The Connecticut-based Mohegan Tribal Gaming Authority has leased about 150 acres off the Massachusetts Turnpike in Palmer from Northeast Realty for the purpose of constructing a casino, events center, shops and restaurants – essentially a scaled-down version of that entity’s flagship facility adjacent to Uncasville, Conn. Officials from Mohegan said they were pleased with what DeLeo had brought forward.
“We applaud Speaker DeLeo for his efforts to move this initiative forward,” said Mohegan’s chief operating officer Jeff Hartmann. “This establishes a framework for gaming in Massachusetts and the creation of jobs and new revenues for Western Massachusetts and the entire Commonwealth. We look forward to the opportunity to compete for a destination casino license, and to further demonstrate why Palmer is the premier site in Massachusetts.”

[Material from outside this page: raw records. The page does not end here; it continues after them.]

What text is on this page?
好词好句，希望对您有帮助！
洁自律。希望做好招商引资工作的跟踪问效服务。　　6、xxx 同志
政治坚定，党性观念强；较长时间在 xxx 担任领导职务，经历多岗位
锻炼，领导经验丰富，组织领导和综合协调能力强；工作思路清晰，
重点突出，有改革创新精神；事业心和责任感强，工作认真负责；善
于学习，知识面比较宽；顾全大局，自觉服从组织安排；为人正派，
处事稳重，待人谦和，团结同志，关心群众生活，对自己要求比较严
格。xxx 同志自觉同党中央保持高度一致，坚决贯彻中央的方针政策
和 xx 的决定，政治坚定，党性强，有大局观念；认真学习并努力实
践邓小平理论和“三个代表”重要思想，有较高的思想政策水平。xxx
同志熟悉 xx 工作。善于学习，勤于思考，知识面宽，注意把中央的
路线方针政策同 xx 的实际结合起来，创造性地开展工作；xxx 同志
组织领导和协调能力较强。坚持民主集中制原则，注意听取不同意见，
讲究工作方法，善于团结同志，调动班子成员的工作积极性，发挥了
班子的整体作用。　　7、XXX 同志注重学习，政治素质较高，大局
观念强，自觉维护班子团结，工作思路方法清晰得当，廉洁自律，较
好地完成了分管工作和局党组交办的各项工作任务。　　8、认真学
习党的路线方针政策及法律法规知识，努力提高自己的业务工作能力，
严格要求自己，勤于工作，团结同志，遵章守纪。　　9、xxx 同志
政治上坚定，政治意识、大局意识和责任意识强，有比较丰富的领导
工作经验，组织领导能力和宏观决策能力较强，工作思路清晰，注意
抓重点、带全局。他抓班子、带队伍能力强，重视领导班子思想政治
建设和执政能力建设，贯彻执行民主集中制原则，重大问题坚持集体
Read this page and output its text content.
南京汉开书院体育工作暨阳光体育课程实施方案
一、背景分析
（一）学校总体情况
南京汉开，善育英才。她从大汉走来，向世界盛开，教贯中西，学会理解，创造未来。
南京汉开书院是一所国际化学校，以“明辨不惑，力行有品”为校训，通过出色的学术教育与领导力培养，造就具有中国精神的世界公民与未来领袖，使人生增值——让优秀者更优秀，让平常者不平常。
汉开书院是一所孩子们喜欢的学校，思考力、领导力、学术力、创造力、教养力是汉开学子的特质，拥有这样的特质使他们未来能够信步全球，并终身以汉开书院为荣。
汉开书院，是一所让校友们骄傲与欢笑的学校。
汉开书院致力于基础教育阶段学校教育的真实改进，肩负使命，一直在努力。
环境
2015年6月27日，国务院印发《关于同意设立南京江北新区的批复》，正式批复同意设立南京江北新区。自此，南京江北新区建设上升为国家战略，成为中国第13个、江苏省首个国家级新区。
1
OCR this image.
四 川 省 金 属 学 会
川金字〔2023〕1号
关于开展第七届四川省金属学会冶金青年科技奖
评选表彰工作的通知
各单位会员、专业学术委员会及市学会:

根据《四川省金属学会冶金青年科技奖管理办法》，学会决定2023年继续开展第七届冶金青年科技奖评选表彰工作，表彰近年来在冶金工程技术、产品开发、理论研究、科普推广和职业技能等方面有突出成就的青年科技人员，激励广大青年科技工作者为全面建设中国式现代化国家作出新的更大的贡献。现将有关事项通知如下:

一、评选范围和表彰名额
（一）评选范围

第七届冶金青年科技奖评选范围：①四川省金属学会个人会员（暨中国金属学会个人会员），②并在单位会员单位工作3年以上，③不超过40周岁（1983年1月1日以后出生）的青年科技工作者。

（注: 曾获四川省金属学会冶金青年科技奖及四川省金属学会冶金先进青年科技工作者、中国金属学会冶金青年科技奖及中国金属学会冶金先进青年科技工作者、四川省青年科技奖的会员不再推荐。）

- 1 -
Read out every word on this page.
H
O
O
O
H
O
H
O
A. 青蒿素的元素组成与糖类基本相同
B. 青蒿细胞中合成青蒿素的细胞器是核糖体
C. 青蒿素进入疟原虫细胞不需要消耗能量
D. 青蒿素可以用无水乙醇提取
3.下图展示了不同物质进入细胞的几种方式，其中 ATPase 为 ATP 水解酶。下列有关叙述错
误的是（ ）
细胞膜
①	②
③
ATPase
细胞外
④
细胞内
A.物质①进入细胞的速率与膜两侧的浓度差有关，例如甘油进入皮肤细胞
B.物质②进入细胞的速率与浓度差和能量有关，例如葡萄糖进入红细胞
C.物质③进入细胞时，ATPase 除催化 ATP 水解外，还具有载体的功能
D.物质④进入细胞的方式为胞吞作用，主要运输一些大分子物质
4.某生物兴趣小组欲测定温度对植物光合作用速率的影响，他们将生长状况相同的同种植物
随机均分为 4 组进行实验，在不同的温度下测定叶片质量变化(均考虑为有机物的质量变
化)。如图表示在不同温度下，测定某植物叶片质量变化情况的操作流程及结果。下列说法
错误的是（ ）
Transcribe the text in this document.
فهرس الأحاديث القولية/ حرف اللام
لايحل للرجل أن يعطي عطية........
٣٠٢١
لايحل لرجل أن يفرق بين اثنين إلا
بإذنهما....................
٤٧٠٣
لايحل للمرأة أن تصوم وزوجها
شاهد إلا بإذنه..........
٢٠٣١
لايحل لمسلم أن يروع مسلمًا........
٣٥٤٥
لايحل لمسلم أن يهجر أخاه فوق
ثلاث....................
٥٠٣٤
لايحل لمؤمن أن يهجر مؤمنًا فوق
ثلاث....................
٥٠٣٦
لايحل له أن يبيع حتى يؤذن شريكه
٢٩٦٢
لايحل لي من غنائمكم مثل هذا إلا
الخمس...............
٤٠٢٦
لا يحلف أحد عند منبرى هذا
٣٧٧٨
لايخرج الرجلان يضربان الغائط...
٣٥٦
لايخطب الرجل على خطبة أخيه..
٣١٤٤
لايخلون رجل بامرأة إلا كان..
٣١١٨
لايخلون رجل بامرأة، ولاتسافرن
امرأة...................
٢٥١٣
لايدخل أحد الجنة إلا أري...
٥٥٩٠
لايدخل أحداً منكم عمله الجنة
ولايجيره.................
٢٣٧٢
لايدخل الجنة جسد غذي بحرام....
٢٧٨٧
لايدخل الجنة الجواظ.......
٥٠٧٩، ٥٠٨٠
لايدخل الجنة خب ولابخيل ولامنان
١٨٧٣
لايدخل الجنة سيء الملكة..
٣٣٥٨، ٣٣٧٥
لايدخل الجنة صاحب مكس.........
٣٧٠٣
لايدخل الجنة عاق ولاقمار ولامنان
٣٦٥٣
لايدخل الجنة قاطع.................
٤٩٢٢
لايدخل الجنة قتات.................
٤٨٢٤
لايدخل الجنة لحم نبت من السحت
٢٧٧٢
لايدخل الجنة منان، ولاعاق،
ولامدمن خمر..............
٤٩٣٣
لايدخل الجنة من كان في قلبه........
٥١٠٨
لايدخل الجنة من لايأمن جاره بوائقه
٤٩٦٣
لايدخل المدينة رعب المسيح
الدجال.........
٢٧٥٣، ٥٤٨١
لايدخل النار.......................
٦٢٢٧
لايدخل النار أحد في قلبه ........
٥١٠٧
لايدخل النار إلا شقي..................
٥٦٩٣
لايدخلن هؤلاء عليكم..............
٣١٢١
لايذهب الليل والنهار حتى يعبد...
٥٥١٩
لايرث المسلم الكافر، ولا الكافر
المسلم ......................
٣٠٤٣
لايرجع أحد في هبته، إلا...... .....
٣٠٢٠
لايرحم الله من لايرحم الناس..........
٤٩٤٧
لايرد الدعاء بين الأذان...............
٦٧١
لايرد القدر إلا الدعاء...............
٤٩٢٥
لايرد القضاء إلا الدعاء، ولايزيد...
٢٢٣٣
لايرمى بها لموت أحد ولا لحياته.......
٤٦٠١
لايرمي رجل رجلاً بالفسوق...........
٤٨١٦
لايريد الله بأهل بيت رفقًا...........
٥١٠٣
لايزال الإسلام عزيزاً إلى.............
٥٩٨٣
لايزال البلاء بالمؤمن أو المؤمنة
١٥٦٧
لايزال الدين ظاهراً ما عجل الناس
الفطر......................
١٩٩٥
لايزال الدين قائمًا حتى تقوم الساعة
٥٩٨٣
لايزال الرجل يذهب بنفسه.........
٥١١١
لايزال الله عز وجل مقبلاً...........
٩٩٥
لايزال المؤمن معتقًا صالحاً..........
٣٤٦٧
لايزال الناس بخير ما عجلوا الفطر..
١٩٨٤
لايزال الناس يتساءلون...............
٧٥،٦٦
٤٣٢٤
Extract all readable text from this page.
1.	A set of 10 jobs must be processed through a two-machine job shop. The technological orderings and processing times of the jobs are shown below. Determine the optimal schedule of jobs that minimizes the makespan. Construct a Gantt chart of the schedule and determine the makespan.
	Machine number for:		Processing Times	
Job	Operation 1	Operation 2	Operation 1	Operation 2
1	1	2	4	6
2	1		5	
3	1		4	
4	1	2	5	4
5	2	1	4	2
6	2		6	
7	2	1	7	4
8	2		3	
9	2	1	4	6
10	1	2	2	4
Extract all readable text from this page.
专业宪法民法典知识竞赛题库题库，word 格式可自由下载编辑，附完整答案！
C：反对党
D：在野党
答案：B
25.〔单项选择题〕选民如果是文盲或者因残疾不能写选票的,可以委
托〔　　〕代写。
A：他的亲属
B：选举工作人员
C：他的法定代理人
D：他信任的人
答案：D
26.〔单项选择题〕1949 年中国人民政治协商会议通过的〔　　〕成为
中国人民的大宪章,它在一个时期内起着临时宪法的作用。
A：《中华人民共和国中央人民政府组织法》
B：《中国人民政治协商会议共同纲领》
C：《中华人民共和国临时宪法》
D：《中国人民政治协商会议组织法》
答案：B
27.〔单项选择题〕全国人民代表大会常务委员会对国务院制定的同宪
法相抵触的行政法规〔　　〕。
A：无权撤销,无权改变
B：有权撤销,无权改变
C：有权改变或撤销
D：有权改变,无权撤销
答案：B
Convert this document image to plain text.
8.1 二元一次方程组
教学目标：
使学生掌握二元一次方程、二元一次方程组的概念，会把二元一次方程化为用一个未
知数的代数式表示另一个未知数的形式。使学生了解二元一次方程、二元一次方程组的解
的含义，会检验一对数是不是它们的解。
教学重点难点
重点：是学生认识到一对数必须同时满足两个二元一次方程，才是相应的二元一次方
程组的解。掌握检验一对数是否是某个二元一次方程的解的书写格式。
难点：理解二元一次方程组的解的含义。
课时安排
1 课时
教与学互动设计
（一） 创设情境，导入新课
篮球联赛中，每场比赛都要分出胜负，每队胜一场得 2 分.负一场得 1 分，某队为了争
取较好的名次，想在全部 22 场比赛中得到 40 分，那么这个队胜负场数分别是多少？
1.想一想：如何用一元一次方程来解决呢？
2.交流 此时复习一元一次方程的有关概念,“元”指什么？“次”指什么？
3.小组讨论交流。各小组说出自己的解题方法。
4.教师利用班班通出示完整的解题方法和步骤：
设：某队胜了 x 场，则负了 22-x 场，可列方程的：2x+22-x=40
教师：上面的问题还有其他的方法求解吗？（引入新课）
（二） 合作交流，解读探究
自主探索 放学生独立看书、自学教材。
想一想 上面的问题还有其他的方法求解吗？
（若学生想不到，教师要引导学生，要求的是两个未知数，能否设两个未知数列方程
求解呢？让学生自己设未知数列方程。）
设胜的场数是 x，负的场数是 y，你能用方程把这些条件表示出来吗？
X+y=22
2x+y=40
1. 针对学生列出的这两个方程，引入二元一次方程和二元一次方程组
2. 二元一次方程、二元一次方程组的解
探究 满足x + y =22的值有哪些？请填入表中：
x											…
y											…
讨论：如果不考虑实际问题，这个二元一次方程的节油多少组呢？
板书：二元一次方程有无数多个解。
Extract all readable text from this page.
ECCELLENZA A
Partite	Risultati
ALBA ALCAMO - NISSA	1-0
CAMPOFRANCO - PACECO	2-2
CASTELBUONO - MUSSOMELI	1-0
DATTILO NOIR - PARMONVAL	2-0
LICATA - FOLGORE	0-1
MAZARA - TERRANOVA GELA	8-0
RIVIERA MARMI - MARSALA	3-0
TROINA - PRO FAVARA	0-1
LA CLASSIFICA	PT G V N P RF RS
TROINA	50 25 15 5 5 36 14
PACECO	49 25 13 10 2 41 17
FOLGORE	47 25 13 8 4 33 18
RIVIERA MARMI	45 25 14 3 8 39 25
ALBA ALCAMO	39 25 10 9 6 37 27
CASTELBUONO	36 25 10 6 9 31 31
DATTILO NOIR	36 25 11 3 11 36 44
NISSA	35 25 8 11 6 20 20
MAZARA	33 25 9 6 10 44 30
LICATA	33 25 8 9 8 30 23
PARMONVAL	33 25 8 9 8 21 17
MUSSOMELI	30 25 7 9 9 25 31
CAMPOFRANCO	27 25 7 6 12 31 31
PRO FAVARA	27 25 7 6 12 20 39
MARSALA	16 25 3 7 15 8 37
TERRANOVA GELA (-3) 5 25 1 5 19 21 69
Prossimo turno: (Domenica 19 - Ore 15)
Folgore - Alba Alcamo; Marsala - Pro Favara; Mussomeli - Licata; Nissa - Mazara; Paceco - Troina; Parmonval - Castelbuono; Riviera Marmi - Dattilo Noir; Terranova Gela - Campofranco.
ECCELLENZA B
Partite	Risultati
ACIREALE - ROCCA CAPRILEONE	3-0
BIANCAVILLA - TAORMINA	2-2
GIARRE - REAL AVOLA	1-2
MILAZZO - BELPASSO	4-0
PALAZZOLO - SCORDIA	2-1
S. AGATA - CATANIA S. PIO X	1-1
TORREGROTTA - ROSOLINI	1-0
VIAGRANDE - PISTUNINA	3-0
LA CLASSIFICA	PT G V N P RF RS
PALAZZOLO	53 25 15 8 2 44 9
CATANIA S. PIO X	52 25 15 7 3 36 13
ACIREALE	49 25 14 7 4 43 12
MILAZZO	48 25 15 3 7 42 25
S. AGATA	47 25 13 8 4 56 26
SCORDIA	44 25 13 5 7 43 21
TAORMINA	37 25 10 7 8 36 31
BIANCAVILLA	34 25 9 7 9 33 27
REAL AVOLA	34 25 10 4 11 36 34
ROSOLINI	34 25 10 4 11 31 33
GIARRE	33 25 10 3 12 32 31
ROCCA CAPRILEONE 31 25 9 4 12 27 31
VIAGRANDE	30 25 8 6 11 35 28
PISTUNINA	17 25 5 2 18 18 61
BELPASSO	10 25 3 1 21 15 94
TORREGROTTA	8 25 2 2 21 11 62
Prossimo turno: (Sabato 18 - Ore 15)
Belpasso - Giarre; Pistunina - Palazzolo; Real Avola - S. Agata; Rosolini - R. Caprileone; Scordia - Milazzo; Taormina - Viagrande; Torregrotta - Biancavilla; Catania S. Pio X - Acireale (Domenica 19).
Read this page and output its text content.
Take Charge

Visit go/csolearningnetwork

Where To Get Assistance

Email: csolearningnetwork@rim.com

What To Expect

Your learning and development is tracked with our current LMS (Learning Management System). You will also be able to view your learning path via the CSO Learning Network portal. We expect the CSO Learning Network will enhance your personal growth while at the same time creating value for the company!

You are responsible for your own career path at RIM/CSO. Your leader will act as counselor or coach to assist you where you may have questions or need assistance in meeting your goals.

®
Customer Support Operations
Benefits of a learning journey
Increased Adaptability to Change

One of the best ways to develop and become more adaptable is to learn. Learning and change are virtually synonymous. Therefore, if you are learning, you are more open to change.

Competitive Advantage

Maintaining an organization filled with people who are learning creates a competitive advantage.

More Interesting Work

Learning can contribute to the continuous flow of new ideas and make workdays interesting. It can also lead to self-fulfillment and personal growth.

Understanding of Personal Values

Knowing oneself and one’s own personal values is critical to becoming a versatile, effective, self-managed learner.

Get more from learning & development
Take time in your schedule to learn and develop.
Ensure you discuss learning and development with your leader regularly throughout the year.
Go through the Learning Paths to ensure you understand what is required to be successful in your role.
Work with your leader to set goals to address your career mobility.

Hartmann and others have long contended that such a development locally would produce at least a few thousand jobs, either in the casino itself or ancillary businesses.
Nevertheless, following their Wednesday, April 7 meeting in the Monson Town Office Building, the task force forwarded a number of recommended amendments to DeLeo’s bill to state Rep. Brian Ashe (D-Longmeadow), state Rep. Anne Gobi (D-Spencer) and others, which were officially due by the end of last week. These proposed amendments included four non-voting members of the gaming commission (one each from a host community and the surrounding region); the ability of nearby communities to petition for mitigation funds if they can demonstrate impact; the stated needs of local and regional education, infrastructure, housing and the environment; the raising of the $15 million figure for potential mitigation to $50 million; and the increase of mitigation percentage from two percent to ten percent.
“It really seems like there isn’t enough money here to protect us,” said Warren Selectman Robert Souza Jr.
Holland Planning Board Chairwoman Lynn Arnold agreed, pointed to the task force’s extensive letter last year. “There was a long list of other things that we hoped a mitigation fund could be used for,” she said.
Pioneer Valley Planning Commission Executive Director Timothy Brennan said it was unrealistic to expect a “wholesale reconfiguration” of DeLeo’s proposal prior to a vote. But he said communities may at least be able to petition for relief from the gaming commission.
“This is just the law,” said Harrison. “The devil will really be in the regulations that are adopted.”
Daniel Zwirko, an aide to Ashe, said that he was working with other representatives including Gobi and state Rep. Todd Smola (R-Palmer) to file amendments electronically. He added that Ashe was opposed to DeLeo’s bill, but that the clerk would call for the reading of each amendment – likely in the hundreds – and a vote on each one.
“It’s similar to the way the budget process works and then the Senate would have to weigh in with its own version,” said Zwirko. “I do feel badly for the task force, that was given very little time to prepare amendments; but they’re on the Statehouse server now.”